Prevention of bacterial infections and sepsis
Most children with sickle cell disease must:
- take preventative dosing penicillin until at least age 5
- complete all routine childhood vaccinations and additional sickle cell specific vaccinations
- maintain vigilance regarding fevers and signs of infection
Hydroxyurea therapy
Hydroxyurea is an oral medication that causes the body to produce fetal hemoglobin (HbF), a type of hemoglobin normally found only in fetuses and very young children.Increasing the healthy fetal hemoglobin can significantly reduce the side effects and complications of sickle cell disease.
Transfusion therapy
Blood transfusions may be given acutely in order to treat severe anemia, acute chest syndrome, and other life-threatening complications of sickle cell disease. Children with sickle cell disease may receive chronic blood transfusions to prevent complications such as stroke.
Iron chelators
Sickle cell anemia patients who require chronic red blood cell transfusions to prevent a stroke gradually become iron overloaded. Without removal of this iron, it can build up and become toxic to several vital organs. Iron can be removed from the body by medications called chelators. Children may take chelators orally or by injection in order to remove excess iron from the body. Your child's physician may also recommend specific treatments based on the symptoms your child experiences.
For anemia
Prevention:
- folic acid
- hydroxyurea
Treatment:
- blood transfusion
For pain
Prevention:
- drinking plenty of water daily (8 to 10 glasses)
- avoiding dehydration
- hydroxyurea medication to prevent painful events
Treatment:
- receiving fluids intravenously
- pain medications such as non-steroidal anti-inflammatories and opioids
For acute chest syndrome (ACS)
Prevention:
- hydroxyurea
- incentive spirometry (deep breathing)
Treatment:
- broad spectrum antibiotics
- blood transfusions to dilute HbS with normal hemoglobin
For splenic sequestrations
- blood transfusions to dilute HbS with normal hemoglobin and promote "release" of blood trapped in the spleen
- penicillin for those who have their spleen surgically removed
For stroke
- blood transfusion
Stem cell transplant
Right now, the only cure for sickle cell disease is stem cell transplant (also called bone marrow transplant) — the transplantation of normal blood stem cells from another person (the ”donor”) to your child. In sickle cell disease, the best transplant outcomes are almost always when the donor is a healthy sibling with compatible stem cells. The stem cells replace the sickle blood stem cells and restore normal blood production in children with sickle cell disease.

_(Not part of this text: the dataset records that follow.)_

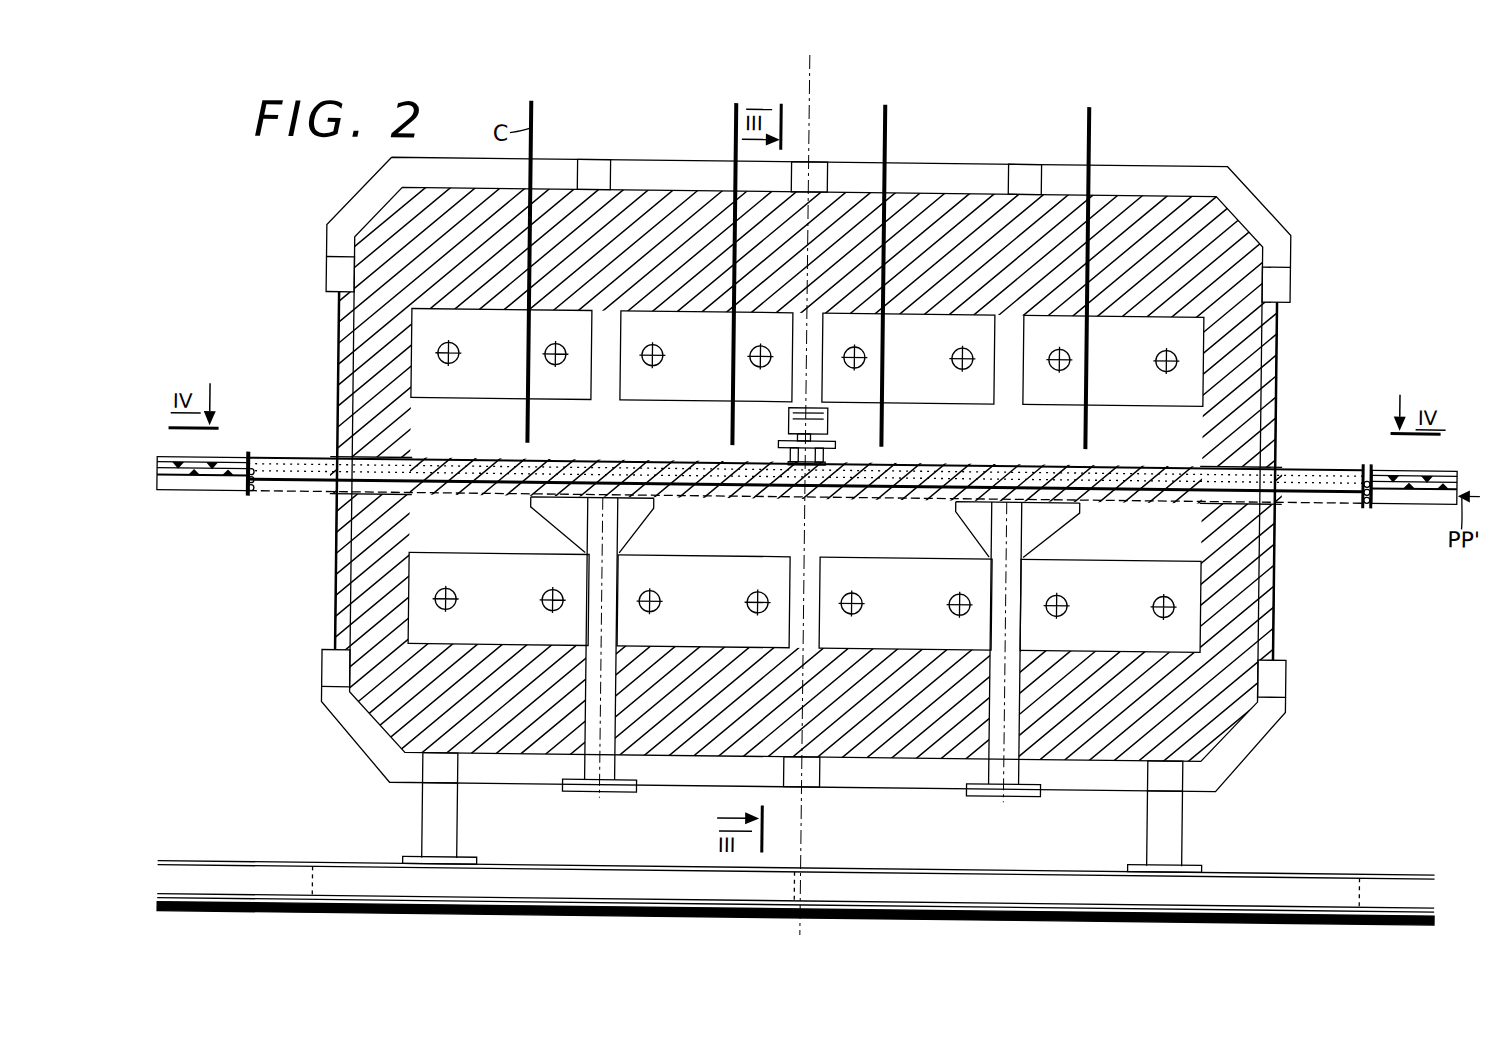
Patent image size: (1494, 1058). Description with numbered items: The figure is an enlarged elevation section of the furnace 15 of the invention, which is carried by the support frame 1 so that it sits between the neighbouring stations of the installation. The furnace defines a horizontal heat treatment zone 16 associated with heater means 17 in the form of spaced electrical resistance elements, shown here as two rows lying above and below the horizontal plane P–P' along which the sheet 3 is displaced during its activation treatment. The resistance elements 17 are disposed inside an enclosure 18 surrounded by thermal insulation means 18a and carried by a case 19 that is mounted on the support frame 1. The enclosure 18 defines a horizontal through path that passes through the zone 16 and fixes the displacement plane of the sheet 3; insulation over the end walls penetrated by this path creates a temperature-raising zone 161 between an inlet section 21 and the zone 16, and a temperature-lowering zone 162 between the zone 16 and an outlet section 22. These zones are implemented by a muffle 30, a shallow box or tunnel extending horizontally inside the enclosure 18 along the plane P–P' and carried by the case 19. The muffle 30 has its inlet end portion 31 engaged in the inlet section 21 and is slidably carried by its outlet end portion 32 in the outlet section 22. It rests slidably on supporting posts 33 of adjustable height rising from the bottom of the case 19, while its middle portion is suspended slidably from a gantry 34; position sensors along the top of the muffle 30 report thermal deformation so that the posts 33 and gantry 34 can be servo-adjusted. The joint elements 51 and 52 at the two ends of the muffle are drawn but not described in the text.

The support frame 1 is at (1037, 882).
The sheet 3 is at (1426, 472).
The furnace 15 is at (899, 165).
The horizontal heat treatment zone 16 is at (992, 444).
The heater means 17 is at (662, 357).
The enclosure 18 is at (963, 190).
The thermal insulation means 18a is at (1136, 192).
The case 19 is at (813, 170).
The inlet section 21 is at (333, 462).
The outlet section 22 is at (1289, 461).
The muffle 30 is at (681, 461).
The inlet end portion 31 is at (322, 498).
The outlet end portion 32 is at (1275, 505).
The supporting posts 33 is at (636, 517).
The gantry 34 is at (828, 428).
The left joint connector 51 is at (205, 502).
The right joint connector 52 is at (1412, 498).
The temperature-raising zone 161 is at (365, 505).
The temperature-lowering zone 162 is at (1235, 457).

The first step is to determine if the patient has a compatible full-sibling donor. This is done with a blood test or a swab of the cheek.
How we care for sickle cell disease
Dana-Farber/Boston Children's Cancer and Blood Disorders Center is an international leader in improving treatment and quality of life for children affected by sickle cell disease. We treat sickle cell anemia (HbSS), sickle cell with hemoglobin C disease (HbSC), hemoglobin S-beta-thalassemia (HbSβ0 and Hbβ+thalassemia), and less common compound forms, including HbSD, HbSO, and HbSE.

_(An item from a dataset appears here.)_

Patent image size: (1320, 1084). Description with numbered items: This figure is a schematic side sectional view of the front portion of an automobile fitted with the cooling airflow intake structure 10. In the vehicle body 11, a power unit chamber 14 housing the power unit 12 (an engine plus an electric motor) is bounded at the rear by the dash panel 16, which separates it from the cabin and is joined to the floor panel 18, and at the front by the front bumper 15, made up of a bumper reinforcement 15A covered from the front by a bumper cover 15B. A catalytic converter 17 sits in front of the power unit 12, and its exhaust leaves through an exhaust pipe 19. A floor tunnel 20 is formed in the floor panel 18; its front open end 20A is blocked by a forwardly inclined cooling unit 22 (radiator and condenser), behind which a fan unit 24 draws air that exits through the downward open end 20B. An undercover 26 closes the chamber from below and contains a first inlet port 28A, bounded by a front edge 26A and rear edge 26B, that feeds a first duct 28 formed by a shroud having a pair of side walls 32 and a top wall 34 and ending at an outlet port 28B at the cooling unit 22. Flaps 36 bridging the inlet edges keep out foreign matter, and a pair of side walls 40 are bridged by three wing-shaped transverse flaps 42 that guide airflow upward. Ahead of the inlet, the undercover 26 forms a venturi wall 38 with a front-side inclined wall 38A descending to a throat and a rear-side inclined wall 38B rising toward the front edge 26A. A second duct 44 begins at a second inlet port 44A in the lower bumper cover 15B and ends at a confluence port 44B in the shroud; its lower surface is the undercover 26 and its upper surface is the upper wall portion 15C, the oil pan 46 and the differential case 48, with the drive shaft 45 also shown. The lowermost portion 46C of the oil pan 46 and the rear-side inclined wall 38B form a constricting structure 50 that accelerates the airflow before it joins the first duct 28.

Through our Sickle Cell Disease Program, children with sickle cell disease have access to world-renown pediatric hematologists, top-rated nursing care, and the latest treatment options including hydroxyurea and stem cell transplantation. We are also one of the few centers in the nation using a new type of technology, called PreciseType, to precisely match blood donors to sickle cell patients who need blood transfusions. PreciseType allows our doctors to more precisely type the patient’s blood groups and decreases the risk of developing antibodies to the transfused donor blood.